Sherwood, Keith and Craig Idso

Heinonen, I.M., Meyer, A.S. and Frankel, E.N.  1998.  Antioxidant activity of berry phenolics on human low-density lipoprotein and liposome oxidation.  Journal of Agricultural and Food Chemistry 46: 4107-4112.

Idso, C.D. and Idso, K.E.  2000.  Forecasting world food supplies: The impact of the rising atmospheric CO2 concentration.  Technology 7S: 33-56.

Marx, J.  2003.  Ozone may be secret ingredient in plaques' inflammatory stew.  Science 302: 965.

Mayeux, H.S., Johnson, H.B., Polley, H.W. and Malone, S.R.  1997.  Yield of wheat across a subambient carbon dioxide gradient.  Global Change Biology 3: 269-278.

Oeppen, J. and Vaupel, J.W.  2002.  Broken limits to life expectancy.  Science 296: 1029-1030.

Rice-Evans, C.A. and Miller, N.J.  1996.  Antioxidant activities of flavonoids as bioactive components of food.  Biochemical Society Transactions 24: 790-795.

Wang, S.Y. and Jiao, H.  2000.  Scavenging capacity of berry crops on superoxide radicals, hydrogen peroxide, hydroxyl radicals, and singlet oxygen.  Journal of Agricultural and Food Chemistry 48: 5677-5684.

Wang, S.Y. and Lin, H.S.  2000.  Antioxidant activity in fruit and leaves of blackberry, raspberry, and strawberry is affected by cultivar and maturity.  Journal of Agricultural and Food Chemistry 48: 140-146.

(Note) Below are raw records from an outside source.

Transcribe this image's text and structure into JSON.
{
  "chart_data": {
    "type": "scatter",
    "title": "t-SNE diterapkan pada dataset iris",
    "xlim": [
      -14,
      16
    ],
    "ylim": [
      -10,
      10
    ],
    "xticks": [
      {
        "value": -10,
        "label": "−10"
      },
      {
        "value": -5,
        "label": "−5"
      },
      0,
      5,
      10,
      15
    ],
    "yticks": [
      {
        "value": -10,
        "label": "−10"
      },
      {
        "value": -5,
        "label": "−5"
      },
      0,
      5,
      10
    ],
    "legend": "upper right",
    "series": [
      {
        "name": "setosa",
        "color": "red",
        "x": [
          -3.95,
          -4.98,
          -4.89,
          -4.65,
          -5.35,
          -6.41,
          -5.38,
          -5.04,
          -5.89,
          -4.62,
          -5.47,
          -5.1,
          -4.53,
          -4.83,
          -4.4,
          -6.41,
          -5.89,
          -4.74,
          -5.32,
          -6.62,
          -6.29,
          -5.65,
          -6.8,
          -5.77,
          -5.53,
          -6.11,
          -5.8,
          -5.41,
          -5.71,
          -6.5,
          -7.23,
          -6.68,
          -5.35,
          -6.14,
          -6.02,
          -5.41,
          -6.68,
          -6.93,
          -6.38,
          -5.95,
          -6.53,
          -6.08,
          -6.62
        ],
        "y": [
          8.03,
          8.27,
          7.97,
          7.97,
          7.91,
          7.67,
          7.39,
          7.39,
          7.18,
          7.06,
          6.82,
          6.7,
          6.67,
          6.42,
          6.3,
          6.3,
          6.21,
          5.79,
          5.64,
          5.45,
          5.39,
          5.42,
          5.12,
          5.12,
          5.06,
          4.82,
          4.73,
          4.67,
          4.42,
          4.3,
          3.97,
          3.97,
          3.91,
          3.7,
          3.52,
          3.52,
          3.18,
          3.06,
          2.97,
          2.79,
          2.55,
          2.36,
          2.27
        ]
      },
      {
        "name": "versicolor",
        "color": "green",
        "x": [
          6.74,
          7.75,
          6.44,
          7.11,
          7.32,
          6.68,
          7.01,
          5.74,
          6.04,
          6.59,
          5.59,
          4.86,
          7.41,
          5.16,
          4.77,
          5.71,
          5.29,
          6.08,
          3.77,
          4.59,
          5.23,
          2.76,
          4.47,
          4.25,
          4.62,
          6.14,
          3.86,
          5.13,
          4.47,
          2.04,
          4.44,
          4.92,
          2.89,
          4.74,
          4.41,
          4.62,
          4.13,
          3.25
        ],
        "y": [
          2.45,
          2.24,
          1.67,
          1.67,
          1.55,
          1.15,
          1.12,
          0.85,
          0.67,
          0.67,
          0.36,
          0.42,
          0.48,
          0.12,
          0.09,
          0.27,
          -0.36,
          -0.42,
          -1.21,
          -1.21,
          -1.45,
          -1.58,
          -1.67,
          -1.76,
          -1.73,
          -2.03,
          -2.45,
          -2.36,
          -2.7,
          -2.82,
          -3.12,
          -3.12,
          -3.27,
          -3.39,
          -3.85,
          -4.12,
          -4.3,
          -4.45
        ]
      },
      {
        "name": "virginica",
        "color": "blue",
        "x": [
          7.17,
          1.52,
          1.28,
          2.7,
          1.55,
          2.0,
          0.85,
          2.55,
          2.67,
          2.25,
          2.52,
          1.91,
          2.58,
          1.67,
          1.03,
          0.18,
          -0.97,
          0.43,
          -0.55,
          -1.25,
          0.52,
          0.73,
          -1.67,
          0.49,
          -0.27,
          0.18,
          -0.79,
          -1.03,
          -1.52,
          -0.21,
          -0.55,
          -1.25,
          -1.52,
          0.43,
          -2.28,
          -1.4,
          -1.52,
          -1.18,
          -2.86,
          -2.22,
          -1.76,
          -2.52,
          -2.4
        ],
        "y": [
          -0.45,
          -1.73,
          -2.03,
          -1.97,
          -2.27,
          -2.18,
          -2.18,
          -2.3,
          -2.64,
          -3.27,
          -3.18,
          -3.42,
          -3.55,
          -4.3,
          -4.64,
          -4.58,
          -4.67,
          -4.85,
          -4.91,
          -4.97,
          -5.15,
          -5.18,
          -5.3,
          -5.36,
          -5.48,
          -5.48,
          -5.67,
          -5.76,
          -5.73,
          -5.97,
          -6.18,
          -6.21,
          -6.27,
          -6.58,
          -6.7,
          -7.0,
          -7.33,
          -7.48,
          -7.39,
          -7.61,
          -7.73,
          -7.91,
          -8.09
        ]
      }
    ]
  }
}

Wang, S.Y., Bunce, J.A. and Maas, J.L.  2003.  Elevated carbon dioxide increases contents of antioxidant compounds in field-grown strawberries.  Journal of Agricultural and Food Chemistry 51: 4315-4320.

Wentworth Jr., P., Nieva, J., Takeuchi, C., Glave, R., Wentworth, A.D., Dilley, R.B., DeLaria, G.A., Saven, A., Babior, B.M., Janda, K.D., Eschenmoser, A. and Lerner, R.A.  2003.  Evidence for ozone formation in human atherosclerotic arteries.  Science 302: 1053-1056.